Native Sun News Editorial: Making an impact in your community

The following is the opinion of the Native Sun News Editorial Board. All content © Native Sun News.


Taking the bull by the horns in Rapid City
By Native Sun News Editorial Board

We want to encourage all of the Native Americans residing in Rapid City to start attending the Rapid City Council Meetings. The meetings are usually held on Monday evenings at 5:30 p.m. at the City Administration Office on 6th Street. If you can find the time it is important.

Why is this important? We are making every effort to emphasize the fact that if you live, work, pay taxes and send your children to the public schools in Rapid City you should be aware of what the City Council and the Rapid City School Board are doing that can and will have an impact upon your lives and the lives of your family.

We have Native American men and women from Standing Rock, Rosebud, Pine Ridge, Lower Brule, Crow Creek, and Cheyenne River and from reservations as far away as Flandreau, Sisseton and Yankton. Most moved here to find jobs, start businesses, or attend college at Oglala Lakota College or the School of Mines. Or perhaps they moved here because they have relatives living here.

We mentioned all nine reservations in South Dakota for a reason. Think of this; if you were living back on your home reservation you would consider it your duty to attend some of the tribal council meetings. You would do that to find out what your government is doing on your behalf or on behalf of the tribe.

It is natural that we continue to think of the lands where we were born and raised as our home. But having made that move to Rapid City we need to make a serious change of mind. Most of us cannot vote on our home reservations if we are not physically residing there. We have complained about this in the past in hopes that a group of Lakota/Dakota/Nakota would decide that this is illegal because by denying you the right to vote is disenfranchisement. If you still have land holdings on your respective reservation you should have the right to vote in the tribal elections and if you cannot vote there you should be asking yourself (and a skilled attorney) why not?

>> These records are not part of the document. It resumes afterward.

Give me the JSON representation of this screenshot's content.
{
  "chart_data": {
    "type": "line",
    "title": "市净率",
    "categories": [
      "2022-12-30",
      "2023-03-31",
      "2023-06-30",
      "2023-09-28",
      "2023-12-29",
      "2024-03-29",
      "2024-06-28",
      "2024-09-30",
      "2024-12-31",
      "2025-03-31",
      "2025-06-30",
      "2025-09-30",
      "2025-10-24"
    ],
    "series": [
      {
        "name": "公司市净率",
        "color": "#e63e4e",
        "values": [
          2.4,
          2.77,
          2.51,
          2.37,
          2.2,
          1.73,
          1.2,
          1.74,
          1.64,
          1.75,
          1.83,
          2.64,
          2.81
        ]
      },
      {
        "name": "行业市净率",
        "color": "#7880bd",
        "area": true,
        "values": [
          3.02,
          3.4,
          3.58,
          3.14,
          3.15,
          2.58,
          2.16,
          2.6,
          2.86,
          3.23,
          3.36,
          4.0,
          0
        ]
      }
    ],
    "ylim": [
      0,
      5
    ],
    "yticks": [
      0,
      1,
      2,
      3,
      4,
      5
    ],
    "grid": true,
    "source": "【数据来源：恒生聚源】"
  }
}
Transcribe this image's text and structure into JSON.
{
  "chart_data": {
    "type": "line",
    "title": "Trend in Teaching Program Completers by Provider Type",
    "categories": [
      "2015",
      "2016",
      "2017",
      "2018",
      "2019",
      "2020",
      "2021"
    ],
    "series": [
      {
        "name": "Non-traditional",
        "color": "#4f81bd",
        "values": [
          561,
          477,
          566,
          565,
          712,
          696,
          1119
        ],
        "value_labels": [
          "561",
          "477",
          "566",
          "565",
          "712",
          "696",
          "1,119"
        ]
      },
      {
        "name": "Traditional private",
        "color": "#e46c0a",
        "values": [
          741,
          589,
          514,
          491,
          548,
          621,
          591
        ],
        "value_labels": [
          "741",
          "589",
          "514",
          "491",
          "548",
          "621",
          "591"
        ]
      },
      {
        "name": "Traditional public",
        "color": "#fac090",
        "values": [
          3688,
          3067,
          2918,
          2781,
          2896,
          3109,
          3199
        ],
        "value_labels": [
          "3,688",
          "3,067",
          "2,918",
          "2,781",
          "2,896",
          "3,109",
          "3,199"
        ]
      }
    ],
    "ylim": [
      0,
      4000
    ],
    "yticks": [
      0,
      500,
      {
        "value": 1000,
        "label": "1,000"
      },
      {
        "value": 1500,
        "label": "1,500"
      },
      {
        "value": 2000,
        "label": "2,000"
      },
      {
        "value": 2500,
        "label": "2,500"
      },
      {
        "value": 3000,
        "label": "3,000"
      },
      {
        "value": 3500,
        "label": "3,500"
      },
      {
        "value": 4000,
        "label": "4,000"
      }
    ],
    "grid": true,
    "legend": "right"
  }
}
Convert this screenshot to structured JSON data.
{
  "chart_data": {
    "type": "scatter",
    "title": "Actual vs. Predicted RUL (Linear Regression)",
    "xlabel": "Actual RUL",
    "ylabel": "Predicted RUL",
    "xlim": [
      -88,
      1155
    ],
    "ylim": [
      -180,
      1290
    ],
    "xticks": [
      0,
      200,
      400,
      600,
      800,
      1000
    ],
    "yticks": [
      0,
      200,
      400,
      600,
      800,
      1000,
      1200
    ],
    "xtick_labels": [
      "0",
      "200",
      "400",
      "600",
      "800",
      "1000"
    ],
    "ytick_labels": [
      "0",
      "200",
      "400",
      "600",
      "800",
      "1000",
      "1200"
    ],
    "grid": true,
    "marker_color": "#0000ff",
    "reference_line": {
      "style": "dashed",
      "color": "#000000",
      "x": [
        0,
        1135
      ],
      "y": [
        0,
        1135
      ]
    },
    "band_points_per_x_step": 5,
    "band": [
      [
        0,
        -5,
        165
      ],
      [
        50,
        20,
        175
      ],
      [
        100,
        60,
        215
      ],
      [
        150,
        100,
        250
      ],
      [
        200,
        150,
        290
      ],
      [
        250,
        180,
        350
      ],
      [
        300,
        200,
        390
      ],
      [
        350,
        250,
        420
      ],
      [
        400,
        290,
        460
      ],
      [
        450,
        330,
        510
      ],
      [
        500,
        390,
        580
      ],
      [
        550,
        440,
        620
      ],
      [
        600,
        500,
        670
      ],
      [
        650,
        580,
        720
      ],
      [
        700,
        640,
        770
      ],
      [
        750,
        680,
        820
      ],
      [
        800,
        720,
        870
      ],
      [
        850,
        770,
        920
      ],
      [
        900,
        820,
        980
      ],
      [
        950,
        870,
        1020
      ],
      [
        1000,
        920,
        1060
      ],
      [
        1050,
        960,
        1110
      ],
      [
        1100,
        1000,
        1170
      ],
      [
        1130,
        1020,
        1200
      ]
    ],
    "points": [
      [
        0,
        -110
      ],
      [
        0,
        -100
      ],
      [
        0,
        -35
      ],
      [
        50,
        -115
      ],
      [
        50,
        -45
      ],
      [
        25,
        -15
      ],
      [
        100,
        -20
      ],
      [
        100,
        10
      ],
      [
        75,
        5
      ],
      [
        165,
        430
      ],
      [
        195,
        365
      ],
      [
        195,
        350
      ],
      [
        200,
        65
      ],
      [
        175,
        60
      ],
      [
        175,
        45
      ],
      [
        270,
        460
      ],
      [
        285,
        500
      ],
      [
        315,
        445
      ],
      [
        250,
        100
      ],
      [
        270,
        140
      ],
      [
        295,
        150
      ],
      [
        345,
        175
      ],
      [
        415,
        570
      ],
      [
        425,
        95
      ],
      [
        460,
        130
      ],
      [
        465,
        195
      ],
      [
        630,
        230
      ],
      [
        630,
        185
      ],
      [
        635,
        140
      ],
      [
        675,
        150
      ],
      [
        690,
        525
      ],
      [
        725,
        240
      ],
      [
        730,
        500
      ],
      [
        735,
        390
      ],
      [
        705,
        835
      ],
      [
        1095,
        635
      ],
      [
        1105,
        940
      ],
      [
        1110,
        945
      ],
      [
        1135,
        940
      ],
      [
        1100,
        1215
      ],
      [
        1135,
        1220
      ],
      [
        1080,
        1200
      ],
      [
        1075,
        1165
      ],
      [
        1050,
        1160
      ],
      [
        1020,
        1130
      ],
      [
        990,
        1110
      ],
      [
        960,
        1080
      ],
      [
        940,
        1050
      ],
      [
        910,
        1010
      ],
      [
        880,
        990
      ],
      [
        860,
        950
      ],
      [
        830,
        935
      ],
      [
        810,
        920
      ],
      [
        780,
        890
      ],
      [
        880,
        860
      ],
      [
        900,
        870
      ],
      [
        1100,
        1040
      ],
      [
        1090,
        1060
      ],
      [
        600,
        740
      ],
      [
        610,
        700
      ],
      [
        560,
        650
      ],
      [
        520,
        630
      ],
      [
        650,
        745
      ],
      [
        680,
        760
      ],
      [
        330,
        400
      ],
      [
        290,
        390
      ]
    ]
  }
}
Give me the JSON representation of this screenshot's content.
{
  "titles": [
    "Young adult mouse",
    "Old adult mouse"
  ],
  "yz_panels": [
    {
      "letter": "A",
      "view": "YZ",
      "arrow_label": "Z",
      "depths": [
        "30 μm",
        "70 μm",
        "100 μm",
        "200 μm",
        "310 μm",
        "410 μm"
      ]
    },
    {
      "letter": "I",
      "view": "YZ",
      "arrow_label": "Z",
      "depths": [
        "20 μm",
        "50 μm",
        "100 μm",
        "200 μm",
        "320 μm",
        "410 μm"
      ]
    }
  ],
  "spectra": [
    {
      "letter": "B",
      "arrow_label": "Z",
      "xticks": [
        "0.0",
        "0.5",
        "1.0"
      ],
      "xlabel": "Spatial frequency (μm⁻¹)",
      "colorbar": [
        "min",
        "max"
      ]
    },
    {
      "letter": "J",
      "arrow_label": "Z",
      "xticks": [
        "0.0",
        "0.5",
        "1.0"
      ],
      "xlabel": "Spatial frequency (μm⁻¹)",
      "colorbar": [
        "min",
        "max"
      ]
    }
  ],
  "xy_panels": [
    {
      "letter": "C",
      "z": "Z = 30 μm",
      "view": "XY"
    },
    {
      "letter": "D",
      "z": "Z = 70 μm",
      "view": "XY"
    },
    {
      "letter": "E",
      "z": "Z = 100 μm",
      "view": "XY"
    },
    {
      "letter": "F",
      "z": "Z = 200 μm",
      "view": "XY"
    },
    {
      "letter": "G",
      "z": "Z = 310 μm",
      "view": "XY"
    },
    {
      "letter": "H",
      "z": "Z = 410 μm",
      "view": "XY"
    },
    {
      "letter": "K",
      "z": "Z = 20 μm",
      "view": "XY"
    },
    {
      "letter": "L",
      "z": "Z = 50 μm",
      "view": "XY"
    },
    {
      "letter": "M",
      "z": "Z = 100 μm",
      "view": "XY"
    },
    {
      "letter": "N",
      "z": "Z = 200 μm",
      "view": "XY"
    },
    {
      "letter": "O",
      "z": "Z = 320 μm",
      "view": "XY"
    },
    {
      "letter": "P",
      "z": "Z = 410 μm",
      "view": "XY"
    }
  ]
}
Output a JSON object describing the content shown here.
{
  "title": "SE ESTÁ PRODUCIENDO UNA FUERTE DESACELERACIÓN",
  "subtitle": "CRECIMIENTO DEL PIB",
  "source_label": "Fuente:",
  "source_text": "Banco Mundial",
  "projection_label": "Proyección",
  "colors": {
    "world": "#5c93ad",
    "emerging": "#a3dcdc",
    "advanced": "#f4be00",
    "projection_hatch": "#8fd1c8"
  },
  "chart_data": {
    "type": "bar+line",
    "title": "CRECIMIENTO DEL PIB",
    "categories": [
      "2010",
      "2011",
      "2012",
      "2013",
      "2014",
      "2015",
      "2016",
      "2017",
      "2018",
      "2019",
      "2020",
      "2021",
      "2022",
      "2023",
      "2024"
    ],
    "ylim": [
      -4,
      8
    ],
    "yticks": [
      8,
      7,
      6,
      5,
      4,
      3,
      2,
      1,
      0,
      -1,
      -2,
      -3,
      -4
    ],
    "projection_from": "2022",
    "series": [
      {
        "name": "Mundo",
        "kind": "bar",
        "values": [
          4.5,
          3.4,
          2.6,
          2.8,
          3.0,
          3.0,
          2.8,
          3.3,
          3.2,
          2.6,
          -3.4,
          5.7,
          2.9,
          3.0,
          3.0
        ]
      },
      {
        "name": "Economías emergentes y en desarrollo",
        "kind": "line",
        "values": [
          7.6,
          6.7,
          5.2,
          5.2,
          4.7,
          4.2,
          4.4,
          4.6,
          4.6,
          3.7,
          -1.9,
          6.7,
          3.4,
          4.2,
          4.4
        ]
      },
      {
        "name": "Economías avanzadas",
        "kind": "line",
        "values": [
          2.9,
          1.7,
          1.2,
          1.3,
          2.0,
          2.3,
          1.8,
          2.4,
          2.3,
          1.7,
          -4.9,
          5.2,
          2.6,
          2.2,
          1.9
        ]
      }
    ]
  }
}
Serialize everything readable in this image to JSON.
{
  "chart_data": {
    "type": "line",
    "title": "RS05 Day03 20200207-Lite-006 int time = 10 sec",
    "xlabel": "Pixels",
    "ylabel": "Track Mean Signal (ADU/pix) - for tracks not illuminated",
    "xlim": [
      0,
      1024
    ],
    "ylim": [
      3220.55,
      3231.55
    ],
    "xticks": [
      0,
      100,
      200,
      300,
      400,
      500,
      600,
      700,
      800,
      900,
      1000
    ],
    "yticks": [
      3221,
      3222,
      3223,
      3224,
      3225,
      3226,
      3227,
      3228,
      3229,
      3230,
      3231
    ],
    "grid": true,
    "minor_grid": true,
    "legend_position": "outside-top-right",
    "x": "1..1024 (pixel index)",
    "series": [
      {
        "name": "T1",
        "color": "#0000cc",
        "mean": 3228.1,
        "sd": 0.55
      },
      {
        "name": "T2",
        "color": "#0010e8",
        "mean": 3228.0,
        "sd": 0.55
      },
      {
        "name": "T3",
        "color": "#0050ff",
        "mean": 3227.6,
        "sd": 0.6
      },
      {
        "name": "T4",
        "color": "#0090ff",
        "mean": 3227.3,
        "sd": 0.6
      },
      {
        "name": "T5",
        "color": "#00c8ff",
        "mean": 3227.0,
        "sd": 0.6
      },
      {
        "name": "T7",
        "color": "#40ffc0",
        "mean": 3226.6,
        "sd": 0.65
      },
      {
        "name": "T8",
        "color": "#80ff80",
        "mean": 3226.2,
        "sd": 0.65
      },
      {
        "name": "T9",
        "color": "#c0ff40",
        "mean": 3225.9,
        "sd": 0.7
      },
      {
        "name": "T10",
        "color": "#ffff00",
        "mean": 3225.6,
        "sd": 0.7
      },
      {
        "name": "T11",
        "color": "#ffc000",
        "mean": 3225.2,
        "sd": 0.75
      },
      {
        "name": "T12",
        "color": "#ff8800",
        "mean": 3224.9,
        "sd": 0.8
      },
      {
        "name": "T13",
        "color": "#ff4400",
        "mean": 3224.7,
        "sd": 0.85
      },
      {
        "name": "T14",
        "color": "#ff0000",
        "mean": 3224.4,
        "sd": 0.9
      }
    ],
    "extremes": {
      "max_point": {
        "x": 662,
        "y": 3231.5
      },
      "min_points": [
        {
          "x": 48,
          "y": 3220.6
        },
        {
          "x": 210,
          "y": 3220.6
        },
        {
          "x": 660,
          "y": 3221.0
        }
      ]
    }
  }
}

But surprisingly there is no such restrictions placed upon you by the wasicu government of Rapid City. If you live here, pay rent here, own a home here, pay taxes here and have children in school here, you are considered a citizen of Rapid City and have the legal right to vote and more than that, to run for public office.


Native Sun News general manager Jackie Giago, at podium, addresses the Rapid City Council. Photo by Richie Richards

We would love to see Native Americans run for the City Council, the School Board, and the County Commissioners and even for mayor. It doesn’t matter whether you win because it will give you the opportunity to participate, debate and bring your points of view to the forefront of the election process.

We will never advance our lives in Rapid City until we are seriously considered as a part of the solution and not as a problem. Think of this: If two Native Americans make outrageous statement and claims, all Native Americans are blamed, but if two white men make the same claims, only those two individuals are blamed.

In other words, we as Native Americans are all rolled up into one basket. If one is guilty of a misdeed, we are all guilty.

Elections will be coming in 2016 and it is not too late to not only register to vote and make your voice known, but it is necessary that those Native Americans who feel that we have had enough and are not going to take it anymore, take out petitions and run for public office. It’s the only way!